3. Support your immune system with herb and nutrient supplements so your body can actively fight off invading organisms.
It's smart to boost your chances of staying healthy through the season with a little help from immune support supplements. Some products help support the immune system directly through prevention, and some help with the cold/flu symptoms to shorten the duration if you do get sick. Know which products should be taken consistently throughout the entire winter season to prevent getting sick. Also, be familiar with which ones are designed to be used just when you start to feel initial symptoms. Have them on hand so you can start them the instant you need them, which will improve your chances of a quick recovery and minimal symptoms. We put a few of our favorite products on sale this month so you can stock up your supplement shelf!
How ViraPro can Help
Elderberry (Sambucus nigra) is one of the most clinically-studied botanicals for fighting colds and flus. It provides a powerful array of anthocyanins, quercetin, rutin, and other strong components that help restore the body's ability to fight off invaders. These compounds interfere with the very structure of viruses, preventing them from entering cell walls and replicating. They also activate the body's own antiviral "police force" of phagocytes to move toward any cells that are under attack. 1-4
Our immune response depends on vitamin A for strong macrophage and natural killer cell protection. In one study, patients who were treated with vitamin A following surgery saw an increase in lymphocytes—the white blood cells that police our system when we are most vulnerable to infection. 5
Vitamin C is probably one of the bestknown immune boosters. Taken as a preventative nutrient, it may reduce the incidence of colds by as much as 50 percent. Beyond colds and flus, vitamin C appears to have a natural antihistamine effect, alleviating allergy and other respiratory symptoms. 6
If you live in a northern climate, chances are good that you are vitamin-D deficient.
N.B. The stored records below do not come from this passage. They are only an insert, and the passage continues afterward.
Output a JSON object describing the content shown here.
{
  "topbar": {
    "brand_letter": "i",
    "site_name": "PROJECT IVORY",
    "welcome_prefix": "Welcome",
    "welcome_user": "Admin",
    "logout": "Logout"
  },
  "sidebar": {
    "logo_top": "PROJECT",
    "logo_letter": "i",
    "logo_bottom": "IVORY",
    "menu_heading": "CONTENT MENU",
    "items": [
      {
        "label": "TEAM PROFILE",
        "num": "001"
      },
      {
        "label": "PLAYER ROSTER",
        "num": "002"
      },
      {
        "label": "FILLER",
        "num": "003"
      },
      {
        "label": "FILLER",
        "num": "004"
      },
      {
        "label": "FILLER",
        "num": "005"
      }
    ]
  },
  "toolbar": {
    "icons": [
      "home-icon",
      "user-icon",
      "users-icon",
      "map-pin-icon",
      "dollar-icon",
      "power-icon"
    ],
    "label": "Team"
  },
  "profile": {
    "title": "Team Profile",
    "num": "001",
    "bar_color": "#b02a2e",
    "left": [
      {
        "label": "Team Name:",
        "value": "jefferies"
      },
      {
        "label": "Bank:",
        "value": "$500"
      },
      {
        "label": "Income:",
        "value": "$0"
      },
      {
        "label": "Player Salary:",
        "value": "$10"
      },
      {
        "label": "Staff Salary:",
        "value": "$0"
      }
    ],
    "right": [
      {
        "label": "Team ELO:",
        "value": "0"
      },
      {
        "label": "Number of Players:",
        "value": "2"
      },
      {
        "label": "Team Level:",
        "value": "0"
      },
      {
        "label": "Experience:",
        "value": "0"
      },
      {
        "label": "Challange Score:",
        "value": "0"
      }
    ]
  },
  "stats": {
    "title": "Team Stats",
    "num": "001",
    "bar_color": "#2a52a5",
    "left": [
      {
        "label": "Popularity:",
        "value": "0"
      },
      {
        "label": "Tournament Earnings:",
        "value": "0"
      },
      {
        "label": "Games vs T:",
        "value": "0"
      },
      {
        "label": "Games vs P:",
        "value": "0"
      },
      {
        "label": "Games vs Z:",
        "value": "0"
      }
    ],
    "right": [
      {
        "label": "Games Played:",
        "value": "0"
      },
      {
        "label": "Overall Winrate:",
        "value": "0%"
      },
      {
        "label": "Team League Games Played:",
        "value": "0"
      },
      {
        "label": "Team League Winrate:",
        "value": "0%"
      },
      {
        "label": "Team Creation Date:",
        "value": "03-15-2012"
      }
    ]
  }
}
Even if you spend time outdoors in the summer, when your body's chances of synthesizing vitamin D from sun exposure are the greatest, you could still be at risk.7
The best guarantee of vitamin D intake is through supplementation. And because vitamin D is responsible for so many health factors, deficiencies of the nutrient usually show a susceptibility to allergies, flus, and respiratory ailments. For example, a long-term British study found that each increase of vitamin D3 corresponded with a seven percent lowered risk of infection. 8
An American medical survey found that low vitamin D correlated with a prevalence of rashes, sneezing, and sinus infections, even after averaging out the differences for age, gender, race, and other factors. So proper vitamin D intake isn't just about preventing respiratory problems during the cold and flu season—it is important all the time. 9,10
Zinc is a required nutrient for T-lymphocyte (white blood cell) activity, helping them keep out potentially dangerous invaders, including bacterial and viral infections. In one study, zinc reduced cold symptom duration by 42 percent on the first day. 11-13
Keep Your Immune System Finely Tuned
It can be easy to ignore your health until a cold and flu appears. These nutrients— combined in ViraPro, help prevent them. Add just one to your regimen every day when you're feeling fine, and boost the amount up to six per day for the first couple of days if you feel a cold or flu coming on. Then, work back down to one when you're feeling well again.
1. Altern Med Rev. 2007 Mar;12(1):25-48.
2. MC Complement Altern Med. 2011 Feb 25;11:16.
3. Phytochemistry. 2009;70(10):1255-61.
4. J Int Med Res. 2004;32(2):132-40.
5. Vitamin A. In: Hendler SS, ed. PDR for Nutritional Supplements. 2nd ed. Montvale, NJ: Physician's Desk Reference; 2008:627-678.
8. Allergy Asthma Proc. 2011 Nov-Dec;32(6):438-44.
9. Br J Nutr. 2011 Nov;106(9):1433-40. Epub 2011 Jun 6.
10. Ann Nutr Metab. 2011;59 Suppl 1:28-42. Epub 2011 Dec 21.
11. Zinc. In: Hendler SS, ed. PDR for Nutritional Supplements. 2nd ed. Montvale, NJ: Physician's Desk Reference; 2008:731.
12. Folia Microbiol (Praha). 2003;48(3):417-26.